Files
docling-serve/docs/models.md
Michele Dolfi 6e9aa8c759 docs: handling models in docling-serve (#319)
Signed-off-by: Michele Dolfi <dol@zurich.ibm.com>
2025-08-14 09:12:04 +02:00

6.4 KiB

Handling Models in Docling Serve

When enabling steps in Docling Serve that require extra models (such as picture classification, picture description, table detection, code recognition, formula extraction, or vision-language modules), you must ensure those models are available in the runtime environment. The standard container image includes only the default models. Any additional models must be downloaded and made available before use. If required models are missing, Docling Serve will raise runtime errors rather than downloading them automatically. This default choice wants to guarantee the system is not calling external services.

Model Storage Location

Docling Serve loads models from the directory specified by the DOCLING_SERVE_ARTIFACTS_PATH environment variable. This path must be consistent across model download and runtime. When running with multiple workers or reload enabled, you must use the environment variable rather than the CLI argument for configuration [source].

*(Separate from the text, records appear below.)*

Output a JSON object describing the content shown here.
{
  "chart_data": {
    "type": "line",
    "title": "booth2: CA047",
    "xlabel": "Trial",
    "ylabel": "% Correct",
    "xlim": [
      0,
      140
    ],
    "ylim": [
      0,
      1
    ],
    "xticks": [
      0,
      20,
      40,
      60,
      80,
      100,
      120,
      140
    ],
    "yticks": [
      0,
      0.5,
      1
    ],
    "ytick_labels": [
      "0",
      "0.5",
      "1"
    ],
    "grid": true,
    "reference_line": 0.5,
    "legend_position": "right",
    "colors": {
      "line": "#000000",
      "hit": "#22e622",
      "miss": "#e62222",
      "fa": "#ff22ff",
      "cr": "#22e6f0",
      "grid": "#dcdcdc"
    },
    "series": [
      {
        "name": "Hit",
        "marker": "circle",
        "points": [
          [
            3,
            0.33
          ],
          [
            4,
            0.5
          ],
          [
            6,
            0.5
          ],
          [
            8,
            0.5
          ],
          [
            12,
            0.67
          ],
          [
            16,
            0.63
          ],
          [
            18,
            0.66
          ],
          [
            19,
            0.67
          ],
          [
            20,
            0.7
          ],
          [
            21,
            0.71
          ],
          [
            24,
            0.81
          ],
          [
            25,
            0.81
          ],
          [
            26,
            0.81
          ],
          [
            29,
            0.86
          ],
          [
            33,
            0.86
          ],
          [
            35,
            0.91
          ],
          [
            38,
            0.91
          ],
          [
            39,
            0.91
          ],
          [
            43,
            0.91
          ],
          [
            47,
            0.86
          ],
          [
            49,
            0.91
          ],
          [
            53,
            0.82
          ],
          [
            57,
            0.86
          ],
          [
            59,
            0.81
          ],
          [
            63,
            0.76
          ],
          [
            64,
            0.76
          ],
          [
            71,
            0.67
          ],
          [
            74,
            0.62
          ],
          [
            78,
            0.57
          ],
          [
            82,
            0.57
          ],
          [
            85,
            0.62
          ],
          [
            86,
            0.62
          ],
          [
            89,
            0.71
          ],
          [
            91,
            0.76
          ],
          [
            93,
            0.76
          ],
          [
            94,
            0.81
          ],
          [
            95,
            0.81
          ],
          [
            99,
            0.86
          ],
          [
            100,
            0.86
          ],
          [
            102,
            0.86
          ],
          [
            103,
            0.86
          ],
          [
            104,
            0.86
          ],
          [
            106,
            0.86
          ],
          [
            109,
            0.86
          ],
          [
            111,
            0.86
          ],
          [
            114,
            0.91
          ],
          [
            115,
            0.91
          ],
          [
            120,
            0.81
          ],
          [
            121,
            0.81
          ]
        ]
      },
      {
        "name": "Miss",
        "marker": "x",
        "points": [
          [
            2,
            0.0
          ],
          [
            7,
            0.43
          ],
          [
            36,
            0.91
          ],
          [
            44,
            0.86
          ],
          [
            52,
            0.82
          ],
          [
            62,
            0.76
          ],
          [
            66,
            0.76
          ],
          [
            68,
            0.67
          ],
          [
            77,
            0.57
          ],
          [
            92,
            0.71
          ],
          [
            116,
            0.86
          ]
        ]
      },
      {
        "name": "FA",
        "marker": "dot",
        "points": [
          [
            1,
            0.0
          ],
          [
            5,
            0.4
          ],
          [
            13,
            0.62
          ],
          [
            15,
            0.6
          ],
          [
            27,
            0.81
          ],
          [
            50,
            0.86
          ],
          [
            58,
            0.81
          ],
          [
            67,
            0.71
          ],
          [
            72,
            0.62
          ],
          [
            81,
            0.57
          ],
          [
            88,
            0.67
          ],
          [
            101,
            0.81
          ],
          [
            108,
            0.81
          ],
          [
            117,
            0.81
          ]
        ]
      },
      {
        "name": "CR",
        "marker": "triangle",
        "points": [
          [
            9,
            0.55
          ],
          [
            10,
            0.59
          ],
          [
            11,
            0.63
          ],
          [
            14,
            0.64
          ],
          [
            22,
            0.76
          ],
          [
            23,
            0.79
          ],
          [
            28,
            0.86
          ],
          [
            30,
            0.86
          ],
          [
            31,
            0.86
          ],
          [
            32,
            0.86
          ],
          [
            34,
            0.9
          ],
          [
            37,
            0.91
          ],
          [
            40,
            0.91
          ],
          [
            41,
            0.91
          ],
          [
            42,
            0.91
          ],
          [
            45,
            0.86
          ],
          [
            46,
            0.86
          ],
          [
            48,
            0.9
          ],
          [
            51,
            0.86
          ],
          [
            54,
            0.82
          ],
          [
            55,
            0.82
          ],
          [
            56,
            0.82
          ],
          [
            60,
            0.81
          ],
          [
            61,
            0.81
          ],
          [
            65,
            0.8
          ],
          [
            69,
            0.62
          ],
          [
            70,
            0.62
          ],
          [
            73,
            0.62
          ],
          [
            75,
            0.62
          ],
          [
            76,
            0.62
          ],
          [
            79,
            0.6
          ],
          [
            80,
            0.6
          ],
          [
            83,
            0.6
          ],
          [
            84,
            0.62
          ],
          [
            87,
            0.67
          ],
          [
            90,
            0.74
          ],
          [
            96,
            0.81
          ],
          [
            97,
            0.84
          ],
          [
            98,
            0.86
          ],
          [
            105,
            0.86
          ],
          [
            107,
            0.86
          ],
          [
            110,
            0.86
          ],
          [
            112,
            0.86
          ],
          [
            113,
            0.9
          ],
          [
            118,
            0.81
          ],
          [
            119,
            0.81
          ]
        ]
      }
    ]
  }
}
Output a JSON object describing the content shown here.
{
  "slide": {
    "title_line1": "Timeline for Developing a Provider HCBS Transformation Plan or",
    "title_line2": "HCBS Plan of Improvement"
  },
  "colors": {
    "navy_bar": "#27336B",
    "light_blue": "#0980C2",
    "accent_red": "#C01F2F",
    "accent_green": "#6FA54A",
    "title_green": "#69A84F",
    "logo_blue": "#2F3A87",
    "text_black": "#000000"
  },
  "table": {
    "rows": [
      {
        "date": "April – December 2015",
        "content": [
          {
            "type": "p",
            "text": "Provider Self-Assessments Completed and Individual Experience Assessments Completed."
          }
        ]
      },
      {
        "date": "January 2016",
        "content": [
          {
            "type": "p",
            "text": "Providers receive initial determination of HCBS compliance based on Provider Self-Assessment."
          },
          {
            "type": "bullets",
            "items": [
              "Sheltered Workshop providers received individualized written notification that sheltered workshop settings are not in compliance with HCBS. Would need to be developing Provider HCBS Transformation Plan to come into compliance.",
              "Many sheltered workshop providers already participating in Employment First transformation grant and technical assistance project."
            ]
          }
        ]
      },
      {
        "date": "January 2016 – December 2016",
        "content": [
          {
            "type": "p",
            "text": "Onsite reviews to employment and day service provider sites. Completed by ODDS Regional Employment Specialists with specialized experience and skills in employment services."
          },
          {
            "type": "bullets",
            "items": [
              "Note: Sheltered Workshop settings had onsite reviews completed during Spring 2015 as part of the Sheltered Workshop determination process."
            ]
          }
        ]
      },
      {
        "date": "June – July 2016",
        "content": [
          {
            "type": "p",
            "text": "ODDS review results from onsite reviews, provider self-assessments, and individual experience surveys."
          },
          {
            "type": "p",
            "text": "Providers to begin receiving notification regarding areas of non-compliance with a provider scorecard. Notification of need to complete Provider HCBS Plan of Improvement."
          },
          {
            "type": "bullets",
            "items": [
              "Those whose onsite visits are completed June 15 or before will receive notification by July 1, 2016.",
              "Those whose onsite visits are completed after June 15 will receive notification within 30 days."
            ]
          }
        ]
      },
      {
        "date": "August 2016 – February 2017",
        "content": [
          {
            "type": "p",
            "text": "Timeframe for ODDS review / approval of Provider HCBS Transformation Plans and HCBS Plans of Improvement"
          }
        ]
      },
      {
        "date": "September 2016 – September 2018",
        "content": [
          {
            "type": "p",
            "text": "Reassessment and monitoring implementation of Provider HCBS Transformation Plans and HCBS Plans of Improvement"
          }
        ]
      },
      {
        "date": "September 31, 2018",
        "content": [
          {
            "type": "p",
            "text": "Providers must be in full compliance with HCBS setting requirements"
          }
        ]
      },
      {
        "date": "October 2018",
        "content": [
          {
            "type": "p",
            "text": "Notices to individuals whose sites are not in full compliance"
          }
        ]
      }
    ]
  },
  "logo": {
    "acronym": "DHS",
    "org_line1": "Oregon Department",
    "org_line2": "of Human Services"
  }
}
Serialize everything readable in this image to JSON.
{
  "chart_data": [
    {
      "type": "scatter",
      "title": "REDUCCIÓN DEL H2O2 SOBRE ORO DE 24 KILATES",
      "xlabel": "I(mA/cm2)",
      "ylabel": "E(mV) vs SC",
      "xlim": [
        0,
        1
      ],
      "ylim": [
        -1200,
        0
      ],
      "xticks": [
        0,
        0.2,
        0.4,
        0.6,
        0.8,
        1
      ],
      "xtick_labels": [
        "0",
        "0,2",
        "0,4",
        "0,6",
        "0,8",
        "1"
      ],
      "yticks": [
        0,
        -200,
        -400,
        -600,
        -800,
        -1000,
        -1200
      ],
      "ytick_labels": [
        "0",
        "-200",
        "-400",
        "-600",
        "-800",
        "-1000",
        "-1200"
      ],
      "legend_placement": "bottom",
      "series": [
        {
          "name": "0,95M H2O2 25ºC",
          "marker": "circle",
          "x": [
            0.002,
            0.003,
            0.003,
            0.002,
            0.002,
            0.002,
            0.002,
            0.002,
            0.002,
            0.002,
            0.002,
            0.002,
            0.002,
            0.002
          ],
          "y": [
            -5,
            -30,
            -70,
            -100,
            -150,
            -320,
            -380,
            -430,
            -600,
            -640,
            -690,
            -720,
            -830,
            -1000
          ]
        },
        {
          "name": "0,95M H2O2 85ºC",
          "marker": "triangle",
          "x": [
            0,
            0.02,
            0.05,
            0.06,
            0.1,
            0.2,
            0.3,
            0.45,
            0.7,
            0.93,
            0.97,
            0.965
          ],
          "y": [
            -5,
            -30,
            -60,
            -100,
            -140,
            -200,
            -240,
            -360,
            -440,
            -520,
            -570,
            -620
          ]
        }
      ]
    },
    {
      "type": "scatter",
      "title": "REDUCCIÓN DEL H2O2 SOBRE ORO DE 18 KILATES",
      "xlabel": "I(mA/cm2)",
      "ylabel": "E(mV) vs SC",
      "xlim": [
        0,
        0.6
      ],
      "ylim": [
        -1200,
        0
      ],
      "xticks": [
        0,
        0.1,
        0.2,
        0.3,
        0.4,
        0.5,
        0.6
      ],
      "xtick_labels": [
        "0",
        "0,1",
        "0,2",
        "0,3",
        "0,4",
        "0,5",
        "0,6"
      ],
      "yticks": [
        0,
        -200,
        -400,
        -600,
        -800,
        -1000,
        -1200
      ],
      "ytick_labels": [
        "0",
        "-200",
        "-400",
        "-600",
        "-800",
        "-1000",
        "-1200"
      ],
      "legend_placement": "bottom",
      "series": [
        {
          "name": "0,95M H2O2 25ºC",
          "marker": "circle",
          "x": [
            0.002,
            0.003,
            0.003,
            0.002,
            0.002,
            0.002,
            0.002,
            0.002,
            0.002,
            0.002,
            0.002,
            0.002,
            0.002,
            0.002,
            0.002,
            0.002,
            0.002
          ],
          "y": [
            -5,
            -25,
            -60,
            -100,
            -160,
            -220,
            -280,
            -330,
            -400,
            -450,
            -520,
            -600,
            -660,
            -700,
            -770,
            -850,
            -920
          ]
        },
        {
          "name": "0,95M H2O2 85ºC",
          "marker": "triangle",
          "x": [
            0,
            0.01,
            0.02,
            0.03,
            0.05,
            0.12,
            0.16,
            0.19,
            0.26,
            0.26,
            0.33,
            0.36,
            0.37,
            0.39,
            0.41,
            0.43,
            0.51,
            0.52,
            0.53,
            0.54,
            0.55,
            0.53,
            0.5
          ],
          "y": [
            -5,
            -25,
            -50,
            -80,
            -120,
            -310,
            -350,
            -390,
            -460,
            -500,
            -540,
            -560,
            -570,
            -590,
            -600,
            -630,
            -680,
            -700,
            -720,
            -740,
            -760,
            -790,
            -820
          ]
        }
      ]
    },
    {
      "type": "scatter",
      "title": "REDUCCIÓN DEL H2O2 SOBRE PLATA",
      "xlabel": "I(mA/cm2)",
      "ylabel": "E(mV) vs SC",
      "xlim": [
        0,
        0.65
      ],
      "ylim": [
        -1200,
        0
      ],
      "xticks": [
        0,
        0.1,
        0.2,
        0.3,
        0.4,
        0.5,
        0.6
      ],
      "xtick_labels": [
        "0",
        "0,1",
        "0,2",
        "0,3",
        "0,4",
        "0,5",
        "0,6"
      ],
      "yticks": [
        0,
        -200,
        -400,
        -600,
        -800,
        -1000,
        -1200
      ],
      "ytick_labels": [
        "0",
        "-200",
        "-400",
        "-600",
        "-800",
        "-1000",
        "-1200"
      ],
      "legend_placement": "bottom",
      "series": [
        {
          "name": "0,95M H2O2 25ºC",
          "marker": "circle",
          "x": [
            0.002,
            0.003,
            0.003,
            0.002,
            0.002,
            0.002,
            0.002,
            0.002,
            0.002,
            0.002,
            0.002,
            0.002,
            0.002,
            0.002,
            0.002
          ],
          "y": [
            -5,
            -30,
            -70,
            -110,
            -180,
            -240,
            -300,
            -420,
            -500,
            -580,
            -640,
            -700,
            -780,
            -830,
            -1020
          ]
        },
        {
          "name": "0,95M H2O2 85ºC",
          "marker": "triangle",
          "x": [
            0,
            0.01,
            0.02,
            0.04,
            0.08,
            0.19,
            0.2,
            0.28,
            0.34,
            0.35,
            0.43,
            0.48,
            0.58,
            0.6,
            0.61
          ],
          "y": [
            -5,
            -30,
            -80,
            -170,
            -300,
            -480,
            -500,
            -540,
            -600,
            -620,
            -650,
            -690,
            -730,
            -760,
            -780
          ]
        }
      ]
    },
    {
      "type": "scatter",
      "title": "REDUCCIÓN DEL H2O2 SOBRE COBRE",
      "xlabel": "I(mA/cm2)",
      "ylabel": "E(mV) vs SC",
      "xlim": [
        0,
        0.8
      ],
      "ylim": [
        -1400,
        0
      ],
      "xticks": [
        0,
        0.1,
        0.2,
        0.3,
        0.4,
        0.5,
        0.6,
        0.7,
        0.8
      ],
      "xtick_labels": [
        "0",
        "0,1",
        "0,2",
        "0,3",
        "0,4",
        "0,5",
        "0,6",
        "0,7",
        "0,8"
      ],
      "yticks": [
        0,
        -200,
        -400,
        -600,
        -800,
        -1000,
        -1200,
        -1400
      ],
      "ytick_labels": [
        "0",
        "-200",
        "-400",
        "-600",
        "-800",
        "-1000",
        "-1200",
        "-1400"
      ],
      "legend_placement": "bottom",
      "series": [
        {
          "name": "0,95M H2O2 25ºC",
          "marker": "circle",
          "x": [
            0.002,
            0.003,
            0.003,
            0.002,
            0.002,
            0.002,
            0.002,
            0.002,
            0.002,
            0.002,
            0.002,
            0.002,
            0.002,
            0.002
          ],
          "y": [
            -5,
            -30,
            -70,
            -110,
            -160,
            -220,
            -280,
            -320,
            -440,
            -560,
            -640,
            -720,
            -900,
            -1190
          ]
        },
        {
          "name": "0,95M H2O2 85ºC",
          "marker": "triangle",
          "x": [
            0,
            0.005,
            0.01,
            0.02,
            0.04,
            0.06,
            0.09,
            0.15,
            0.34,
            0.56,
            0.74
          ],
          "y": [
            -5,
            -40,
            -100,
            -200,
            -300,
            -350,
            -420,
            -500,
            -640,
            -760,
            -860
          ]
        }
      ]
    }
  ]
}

Approaches for Making Extra Models Available

There are several ways to ensure required models are present:

1. Disable Local Models (Trigger Auto-Download)

You can configure the container to download all models at startup by clearing the artifacts path:

podman run -d -p 5001:5001 --name docling-serve \
  -e DOCLING_SERVE_ARTIFACTS_PATH="" \
  -e DOCLING_SERVE_ENABLE_UI=true \
  quay.io/docling-project/docling-serve

This approach is simple for local development but not recommended for production, as it increases startup time and depends on network availability.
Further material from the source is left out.